Ici, ils prennent la forme d'un monde de rêve, dans lequel la pauvre Precious s'évade, dès que la pression et la violence morale de son existence misérable deviennent insoutenables. Son idéal, fait de paillettes et de tout ce que notre société de consommation superficielle promet aux filles qui ne lui ressemblent pas, conforte encore un peu plus notre impression que Precious est autant prisonnière de sa mère abusive que d'une conception étroite, voire bornée, du monde qui l'entoure. Certes, la captivité physique et morale dans laquelle elle a évolué depuis sa naissance ne lui ont point fourni les outils nécessaires à la constitution d'une personnalité autonome. Mais de là à l'affubler d'une échappatoire imaginaire aussi ringarde que la montagne de cruautés qui s'abat sur elle, avec le même fracas tonitruant d'absence de subtilité formelle, c'est un peu la prendre pour une idiote et considérer le spectateur guère comme plus futé.
Le montage suggestif, qui associe les plats cuisinés au souvenir douloureux du viol, et les échappées oniriques représentent en même temps une forme d'expression filmique tout à fait adéquate pour l'histoire hautement mélodramatique de Precious. Aucun fléau social n'est trop abject pour y confronter un personnage principal, qui met beaucoup de temps avant de réagir. Difficile à dire, si c'est cette passivité de Precious, qui équivaut à une acceptation résignée de son rôle de victime, qui brusque le plus nos habitudes d'identification, ou la mise en scène, qui adopte tous les tics pénibles des mauvais films de Spike Lee.
En dépit de la forme inutilement torturée du récit, ce film arrive néanmoins à nous affecter passablement, grâce à la force des interprétations. Alors que Gabourey Sidibe nous laisse au moins espérer que le courage de son personnage pourra un jour se détourner des simples besoins de la résistance au malheur, pour viser des besoins un peu plus ambitieux, Mo'Nique dans le rôle de la mère donne un visage presque humain à la bestialité personnifiée. Sa Mary compte parmi les méchants les plus détestables que nous avons vus au cinéma. Et même si son interprétation contient son lot de cabotinage et de regards théâtraux, Mo'Nique lui confère également une férocité crue et fourbe, qui fait froid dans le dos.
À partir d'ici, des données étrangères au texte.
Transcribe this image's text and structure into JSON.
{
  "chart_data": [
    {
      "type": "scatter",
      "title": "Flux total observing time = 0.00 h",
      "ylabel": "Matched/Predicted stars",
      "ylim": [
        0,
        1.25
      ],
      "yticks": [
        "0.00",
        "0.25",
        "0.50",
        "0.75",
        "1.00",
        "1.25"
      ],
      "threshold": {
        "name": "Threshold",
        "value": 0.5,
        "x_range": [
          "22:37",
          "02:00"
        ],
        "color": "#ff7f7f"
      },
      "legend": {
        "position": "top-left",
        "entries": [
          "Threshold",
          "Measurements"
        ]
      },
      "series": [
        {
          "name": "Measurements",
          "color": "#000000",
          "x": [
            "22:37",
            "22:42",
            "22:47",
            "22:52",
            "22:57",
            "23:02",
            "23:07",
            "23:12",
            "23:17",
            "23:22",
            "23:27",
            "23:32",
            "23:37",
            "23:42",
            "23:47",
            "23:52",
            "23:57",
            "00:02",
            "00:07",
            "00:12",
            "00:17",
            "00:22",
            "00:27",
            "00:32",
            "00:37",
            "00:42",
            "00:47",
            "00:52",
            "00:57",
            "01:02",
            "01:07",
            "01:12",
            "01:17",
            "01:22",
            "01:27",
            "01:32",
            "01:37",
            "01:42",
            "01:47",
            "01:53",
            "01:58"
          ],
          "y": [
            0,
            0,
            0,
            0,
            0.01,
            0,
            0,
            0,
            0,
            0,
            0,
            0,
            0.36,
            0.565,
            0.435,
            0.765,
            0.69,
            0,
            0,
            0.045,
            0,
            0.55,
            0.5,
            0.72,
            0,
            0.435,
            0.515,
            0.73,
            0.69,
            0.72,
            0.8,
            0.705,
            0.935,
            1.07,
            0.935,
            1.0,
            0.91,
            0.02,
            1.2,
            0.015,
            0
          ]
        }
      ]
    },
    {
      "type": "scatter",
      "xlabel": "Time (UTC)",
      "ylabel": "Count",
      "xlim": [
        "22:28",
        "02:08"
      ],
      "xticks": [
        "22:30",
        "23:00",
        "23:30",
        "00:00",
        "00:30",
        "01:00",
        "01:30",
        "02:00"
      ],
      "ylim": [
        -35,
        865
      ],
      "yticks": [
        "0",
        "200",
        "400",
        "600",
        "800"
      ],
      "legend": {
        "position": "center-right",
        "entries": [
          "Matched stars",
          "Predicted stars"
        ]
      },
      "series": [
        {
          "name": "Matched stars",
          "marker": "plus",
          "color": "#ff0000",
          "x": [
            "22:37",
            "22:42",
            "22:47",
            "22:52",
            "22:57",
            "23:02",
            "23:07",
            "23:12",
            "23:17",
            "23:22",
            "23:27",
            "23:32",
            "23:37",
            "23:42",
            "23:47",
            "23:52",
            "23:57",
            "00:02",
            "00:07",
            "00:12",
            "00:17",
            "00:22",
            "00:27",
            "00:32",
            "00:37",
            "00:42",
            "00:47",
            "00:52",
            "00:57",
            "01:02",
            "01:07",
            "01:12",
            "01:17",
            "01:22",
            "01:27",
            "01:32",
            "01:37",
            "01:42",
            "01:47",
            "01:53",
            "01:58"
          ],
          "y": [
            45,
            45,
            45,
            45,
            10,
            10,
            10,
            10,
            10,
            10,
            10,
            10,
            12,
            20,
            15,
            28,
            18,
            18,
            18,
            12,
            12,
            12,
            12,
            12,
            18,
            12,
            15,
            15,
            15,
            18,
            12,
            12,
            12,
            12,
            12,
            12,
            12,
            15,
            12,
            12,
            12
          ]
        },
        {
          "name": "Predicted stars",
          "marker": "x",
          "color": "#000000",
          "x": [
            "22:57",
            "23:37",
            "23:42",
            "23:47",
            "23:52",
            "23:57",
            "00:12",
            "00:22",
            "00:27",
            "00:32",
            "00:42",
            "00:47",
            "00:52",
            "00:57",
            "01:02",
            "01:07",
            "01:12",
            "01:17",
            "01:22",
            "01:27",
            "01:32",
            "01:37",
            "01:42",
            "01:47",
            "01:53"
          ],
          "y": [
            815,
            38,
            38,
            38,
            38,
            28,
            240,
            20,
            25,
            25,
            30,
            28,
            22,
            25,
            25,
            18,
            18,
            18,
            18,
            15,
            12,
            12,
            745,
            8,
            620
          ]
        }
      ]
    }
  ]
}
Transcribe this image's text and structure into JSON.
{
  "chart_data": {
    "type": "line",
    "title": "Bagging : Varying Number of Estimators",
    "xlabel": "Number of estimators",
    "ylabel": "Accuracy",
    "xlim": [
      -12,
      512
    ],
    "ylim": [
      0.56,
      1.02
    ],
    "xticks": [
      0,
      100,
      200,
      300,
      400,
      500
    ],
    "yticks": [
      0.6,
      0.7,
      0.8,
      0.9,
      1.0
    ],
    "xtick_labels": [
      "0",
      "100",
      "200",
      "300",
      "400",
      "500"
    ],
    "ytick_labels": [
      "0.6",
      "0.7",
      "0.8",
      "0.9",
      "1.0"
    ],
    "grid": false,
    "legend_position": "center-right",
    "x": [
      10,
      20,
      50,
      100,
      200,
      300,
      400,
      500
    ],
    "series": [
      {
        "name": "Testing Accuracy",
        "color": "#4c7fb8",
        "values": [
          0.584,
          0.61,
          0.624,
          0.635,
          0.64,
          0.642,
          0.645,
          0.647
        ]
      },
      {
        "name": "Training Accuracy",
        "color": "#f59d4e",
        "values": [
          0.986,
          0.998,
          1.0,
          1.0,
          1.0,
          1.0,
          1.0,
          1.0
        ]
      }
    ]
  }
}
Vu le 11 septembre 2009, au C.I.D., Deauville, en VO

Note de Tootpadu:

Critique de Mulder

Lee Daniels, connu aussi bien comme producteur (A l'ombre de la haine The Woodsman) que comme réalisateur indépendant (Iced) réussit avec ce film maintes fois primé à s'imposer comme un équivalent à Spike Lee, pour dépeindre la population afro-américaine, la dimension controversée en moins. En effet, s'inspirant d'une histoire vraie, Lee Daniels nous conte l'histoire tragique de Precious, qui apprend à lire et à écrire dans une école alternative et ainsi à raconter enfin ses déboires profonds (violée par son père à deux reprises et ayant deux enfants).

Precious se réfugie dans ses songes pour se sentir acceptée par ce monde qui l'opprime. Ce film nous montre donc une population américaine vivant dans de très mauvaises conditions, sans éducation et incapable de discerner le bien du mal. La grande force de ce film, loin d'être filmé avec panache, est de se reposer sur un scénario élaboré avec soin, qui permet à Paula Patton (Déjà vu) de montrer l'immensité de son talent. Sa présence irradie le film et montre un contraste important entre elle et Precious, ce qui fait toute la force de ce beau film.

La conférence de presse que Lee Daniels donna après la présentation de son film nous montre à quel point ce réalisateur s'est impliqué dans son film, émotionnellement et professionnellement. Il a même réussi l'exploit d'avoir dans son film Mariah Carey, difficilement reconnaissable puisque sans maquillage, et Lenny Kravitz.

Malgré sa forme disproportionnée, Precious témoigne que la beauté des gens n'est pas forcément extérieure, mais qu’elle peut être intérieure. Nous suivons donc ce personnage et subissons avec lui les abus de sa mère et les remarques blessantes des gens dans la rue.

Ce film, qui a obtenu à juste titre le prix du jury, devrait être vu par le plus grand nombre. Un film générationnel, sans aucun doute.